To speculate more, the reason could be that it was a quickly thought out concept to enable filtering users on the GUI level, nothing else. There has never been an intention to limit blockchain accessibility using it.

There are several cases where reputation of accounts was bombed by whales. If those accounts wouldn't be able to post any more, there would be no way for others to counter the abuse.
The other way around happens too. High reputation accounts start spamming, and due to how that metric works (higher rep beats lower) top reputation accounts cannot be fought with it at all.

Users (this includes the "majority") should never have the option to block others imo. Subjective proof of work is one thing, restricting usage another. Those people's accounts have a certain value, that guarantees them access on the blockchain level.

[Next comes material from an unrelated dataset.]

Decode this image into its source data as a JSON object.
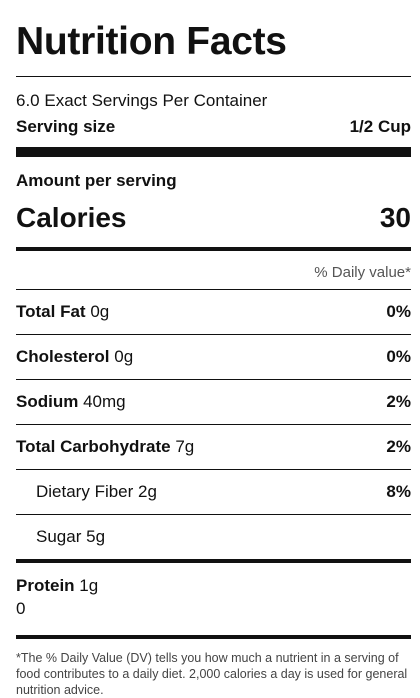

If we cannot have limits this place will be a mess when more people join. At the current rate someone can spam successfully without end at the rate of 70 mb a day, and that is just text from comments.
That can add up with just one account, and it multiplies with each account spamming ofcourse. The ghost spam that can happen with images has absolutely no way to be countered, someone can upload 100-1000-10000 images at once by bots in multiple comment boxes and not ever post one comment, and they could crash this place in a matter of minutes. Without limits abuse is wanton and without curtailing creation of content, curation and flagging when the community grows these abuses will magnify and get worse and worse.

As for the reputation of others being affected, of course these things happen, the issue isn't that they get nuked or that they wouldn't be able to post, as those things didn't happen like that under my suggested system and couldn't, every flag/negative affect on reputation can be countered, people couldn't pile on to one content and everyone's flag weighs the same, and neither could high reputation accounts start spamming and think they are invulnerable, they could be brought down and nuked with just a little bit more effort.

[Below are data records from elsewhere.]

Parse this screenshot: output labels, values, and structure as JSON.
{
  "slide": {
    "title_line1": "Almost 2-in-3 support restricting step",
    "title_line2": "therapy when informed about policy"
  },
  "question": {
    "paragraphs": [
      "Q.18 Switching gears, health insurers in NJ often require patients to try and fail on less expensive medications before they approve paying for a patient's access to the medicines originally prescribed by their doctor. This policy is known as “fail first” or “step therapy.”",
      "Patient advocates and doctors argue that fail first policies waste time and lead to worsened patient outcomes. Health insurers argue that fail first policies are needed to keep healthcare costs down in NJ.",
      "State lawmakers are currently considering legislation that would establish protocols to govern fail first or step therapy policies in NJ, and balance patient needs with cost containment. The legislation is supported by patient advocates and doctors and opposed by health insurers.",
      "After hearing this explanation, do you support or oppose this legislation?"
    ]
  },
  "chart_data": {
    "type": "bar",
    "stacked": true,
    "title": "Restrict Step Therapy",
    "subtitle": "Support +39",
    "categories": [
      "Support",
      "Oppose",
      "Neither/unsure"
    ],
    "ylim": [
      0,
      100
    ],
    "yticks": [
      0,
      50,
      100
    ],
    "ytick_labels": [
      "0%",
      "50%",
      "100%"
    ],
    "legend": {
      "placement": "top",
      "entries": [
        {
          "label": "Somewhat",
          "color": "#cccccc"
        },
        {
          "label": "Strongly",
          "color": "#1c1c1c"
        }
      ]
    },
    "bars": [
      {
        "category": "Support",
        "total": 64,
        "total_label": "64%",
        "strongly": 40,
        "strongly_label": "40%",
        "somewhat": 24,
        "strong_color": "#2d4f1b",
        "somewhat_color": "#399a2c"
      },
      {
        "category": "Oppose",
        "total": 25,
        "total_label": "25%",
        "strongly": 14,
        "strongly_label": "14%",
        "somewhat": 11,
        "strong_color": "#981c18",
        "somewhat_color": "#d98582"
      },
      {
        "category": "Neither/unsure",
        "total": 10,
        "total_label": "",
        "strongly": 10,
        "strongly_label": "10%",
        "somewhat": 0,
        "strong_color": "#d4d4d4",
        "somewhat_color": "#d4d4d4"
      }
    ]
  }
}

@Dan discussed how it makes no sense to compile the state into each block and why and how modeling the system after a MMORPG game, or any other online game where the game world and the engine is static and doesn't need to be included into the blockchain as it runs in the background would speed up the entire thing and help expose programming bugs as well. The transactions are the only thing that enter the network and they get computed in the end with the state.

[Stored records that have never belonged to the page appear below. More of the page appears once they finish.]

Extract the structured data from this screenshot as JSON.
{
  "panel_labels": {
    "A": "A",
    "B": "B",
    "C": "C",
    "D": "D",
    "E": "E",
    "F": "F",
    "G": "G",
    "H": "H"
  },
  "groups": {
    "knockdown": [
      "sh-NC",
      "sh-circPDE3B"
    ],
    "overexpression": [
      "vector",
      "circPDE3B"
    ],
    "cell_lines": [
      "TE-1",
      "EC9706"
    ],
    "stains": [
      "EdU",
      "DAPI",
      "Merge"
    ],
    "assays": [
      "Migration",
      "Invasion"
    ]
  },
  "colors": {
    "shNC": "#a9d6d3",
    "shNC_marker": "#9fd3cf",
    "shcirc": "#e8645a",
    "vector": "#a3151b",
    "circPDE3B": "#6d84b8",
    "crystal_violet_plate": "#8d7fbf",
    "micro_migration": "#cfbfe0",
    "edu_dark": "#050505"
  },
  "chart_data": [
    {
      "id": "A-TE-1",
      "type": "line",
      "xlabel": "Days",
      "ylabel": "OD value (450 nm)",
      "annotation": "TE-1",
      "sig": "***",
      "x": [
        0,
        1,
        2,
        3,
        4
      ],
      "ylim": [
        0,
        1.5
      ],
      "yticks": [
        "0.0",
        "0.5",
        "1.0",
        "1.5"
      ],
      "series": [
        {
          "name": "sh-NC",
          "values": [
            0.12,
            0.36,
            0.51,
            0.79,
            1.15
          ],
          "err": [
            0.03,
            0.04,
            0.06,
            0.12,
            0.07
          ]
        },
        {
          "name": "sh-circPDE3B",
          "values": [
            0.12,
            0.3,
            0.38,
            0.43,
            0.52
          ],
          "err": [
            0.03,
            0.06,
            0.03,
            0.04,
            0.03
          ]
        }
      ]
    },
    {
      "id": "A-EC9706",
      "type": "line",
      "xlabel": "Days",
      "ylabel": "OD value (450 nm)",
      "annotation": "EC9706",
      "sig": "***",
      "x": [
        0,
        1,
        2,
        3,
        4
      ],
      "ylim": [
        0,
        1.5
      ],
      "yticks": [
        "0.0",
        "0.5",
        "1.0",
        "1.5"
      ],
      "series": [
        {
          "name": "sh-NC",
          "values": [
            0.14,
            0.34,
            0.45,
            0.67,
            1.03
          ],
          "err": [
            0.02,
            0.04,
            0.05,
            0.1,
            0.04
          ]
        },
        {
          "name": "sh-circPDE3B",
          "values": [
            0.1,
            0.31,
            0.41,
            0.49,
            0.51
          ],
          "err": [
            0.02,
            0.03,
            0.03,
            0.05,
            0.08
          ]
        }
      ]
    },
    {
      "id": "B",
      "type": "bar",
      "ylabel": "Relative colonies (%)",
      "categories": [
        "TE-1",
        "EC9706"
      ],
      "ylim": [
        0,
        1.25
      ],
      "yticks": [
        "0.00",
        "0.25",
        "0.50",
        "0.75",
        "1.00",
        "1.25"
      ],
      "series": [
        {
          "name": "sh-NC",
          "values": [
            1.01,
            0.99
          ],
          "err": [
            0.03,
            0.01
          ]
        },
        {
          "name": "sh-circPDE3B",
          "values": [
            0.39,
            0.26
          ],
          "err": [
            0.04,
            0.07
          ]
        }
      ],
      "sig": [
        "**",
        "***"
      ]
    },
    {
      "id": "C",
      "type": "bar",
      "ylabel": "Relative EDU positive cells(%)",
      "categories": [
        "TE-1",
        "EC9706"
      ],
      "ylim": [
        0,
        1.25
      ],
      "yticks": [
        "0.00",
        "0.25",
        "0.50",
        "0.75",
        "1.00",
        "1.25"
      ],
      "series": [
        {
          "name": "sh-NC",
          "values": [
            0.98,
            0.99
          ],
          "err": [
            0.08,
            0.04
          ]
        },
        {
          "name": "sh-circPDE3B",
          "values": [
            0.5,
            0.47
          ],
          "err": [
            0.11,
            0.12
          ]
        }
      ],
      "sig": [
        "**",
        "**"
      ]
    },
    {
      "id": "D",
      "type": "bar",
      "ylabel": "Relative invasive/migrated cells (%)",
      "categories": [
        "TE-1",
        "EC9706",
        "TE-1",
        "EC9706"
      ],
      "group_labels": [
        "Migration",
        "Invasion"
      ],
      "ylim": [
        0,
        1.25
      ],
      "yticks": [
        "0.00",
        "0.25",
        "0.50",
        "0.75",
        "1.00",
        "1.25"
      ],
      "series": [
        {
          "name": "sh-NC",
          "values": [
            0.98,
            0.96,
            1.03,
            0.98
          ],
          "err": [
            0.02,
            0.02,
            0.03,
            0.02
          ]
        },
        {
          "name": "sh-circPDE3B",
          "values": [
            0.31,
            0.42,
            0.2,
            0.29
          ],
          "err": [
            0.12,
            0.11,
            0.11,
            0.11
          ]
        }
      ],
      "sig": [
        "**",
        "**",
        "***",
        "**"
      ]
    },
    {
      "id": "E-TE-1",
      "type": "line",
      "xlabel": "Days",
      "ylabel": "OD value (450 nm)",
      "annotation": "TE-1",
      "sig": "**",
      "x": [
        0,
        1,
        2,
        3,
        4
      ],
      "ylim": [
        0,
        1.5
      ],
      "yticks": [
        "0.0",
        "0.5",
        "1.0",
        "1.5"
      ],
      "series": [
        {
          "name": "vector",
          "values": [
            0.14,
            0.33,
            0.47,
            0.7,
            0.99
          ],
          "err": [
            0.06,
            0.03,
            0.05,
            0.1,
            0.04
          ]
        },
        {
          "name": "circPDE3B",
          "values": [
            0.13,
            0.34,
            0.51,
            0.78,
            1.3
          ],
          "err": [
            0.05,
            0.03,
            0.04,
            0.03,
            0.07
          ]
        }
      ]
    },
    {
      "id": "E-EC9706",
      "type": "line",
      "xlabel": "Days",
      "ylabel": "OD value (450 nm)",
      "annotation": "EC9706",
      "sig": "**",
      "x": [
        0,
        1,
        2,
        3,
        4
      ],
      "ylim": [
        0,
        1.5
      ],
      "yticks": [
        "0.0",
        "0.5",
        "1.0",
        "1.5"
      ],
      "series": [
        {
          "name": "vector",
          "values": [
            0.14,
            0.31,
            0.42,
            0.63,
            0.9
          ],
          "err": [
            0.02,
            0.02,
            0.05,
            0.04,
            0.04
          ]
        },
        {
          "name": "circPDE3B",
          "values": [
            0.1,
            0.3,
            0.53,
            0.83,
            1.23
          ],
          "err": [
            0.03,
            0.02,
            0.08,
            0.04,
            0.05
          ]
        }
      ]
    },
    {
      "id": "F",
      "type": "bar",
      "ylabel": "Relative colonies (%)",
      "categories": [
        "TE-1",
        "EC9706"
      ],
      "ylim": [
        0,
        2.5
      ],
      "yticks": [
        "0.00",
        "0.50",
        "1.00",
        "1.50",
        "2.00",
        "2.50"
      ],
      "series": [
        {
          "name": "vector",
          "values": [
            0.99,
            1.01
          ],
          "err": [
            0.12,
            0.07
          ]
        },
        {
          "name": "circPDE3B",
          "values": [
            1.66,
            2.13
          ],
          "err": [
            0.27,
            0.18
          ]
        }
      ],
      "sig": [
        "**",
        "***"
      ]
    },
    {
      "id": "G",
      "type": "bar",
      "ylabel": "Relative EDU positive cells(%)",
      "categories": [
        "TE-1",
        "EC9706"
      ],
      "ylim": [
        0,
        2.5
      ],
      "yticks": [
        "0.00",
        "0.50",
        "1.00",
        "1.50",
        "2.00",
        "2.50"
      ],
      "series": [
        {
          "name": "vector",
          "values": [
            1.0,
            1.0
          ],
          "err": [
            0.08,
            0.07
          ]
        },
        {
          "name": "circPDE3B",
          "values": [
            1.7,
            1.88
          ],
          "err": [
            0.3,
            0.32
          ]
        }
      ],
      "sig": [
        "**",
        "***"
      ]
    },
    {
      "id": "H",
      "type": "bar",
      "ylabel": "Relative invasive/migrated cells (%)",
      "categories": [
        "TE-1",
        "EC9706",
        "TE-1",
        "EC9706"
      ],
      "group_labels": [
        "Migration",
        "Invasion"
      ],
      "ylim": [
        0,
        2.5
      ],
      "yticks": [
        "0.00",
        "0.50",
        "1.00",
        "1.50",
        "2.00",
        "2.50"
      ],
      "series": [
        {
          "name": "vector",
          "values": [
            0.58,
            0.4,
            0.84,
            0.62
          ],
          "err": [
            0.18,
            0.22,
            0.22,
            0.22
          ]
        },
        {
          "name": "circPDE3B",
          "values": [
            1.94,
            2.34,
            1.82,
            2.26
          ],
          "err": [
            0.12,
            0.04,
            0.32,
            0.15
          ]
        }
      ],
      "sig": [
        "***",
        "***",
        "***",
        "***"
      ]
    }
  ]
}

That is one viable way to create such a reputation system that could bring about actual functionality and considering that this platform could explode at any time (consider that reddit, linkedin or that facebook goes away tomorrow, as any number of scandals or issues could pop up) we will be in a world of hurt and not a chance to fix it then. I may seem to be pandering alarmism but not many see the folly of no limits on these thing, in a system that is already designed with numerous inherent limits, like post and comment length and frequency, voting and downvoting frequency and others.

This is an interface issue.

Spam happens on a blockchain. If natural usage outgrows bots, spamming will become more and more expensive.

I didn't read all your text, and won't comment any more.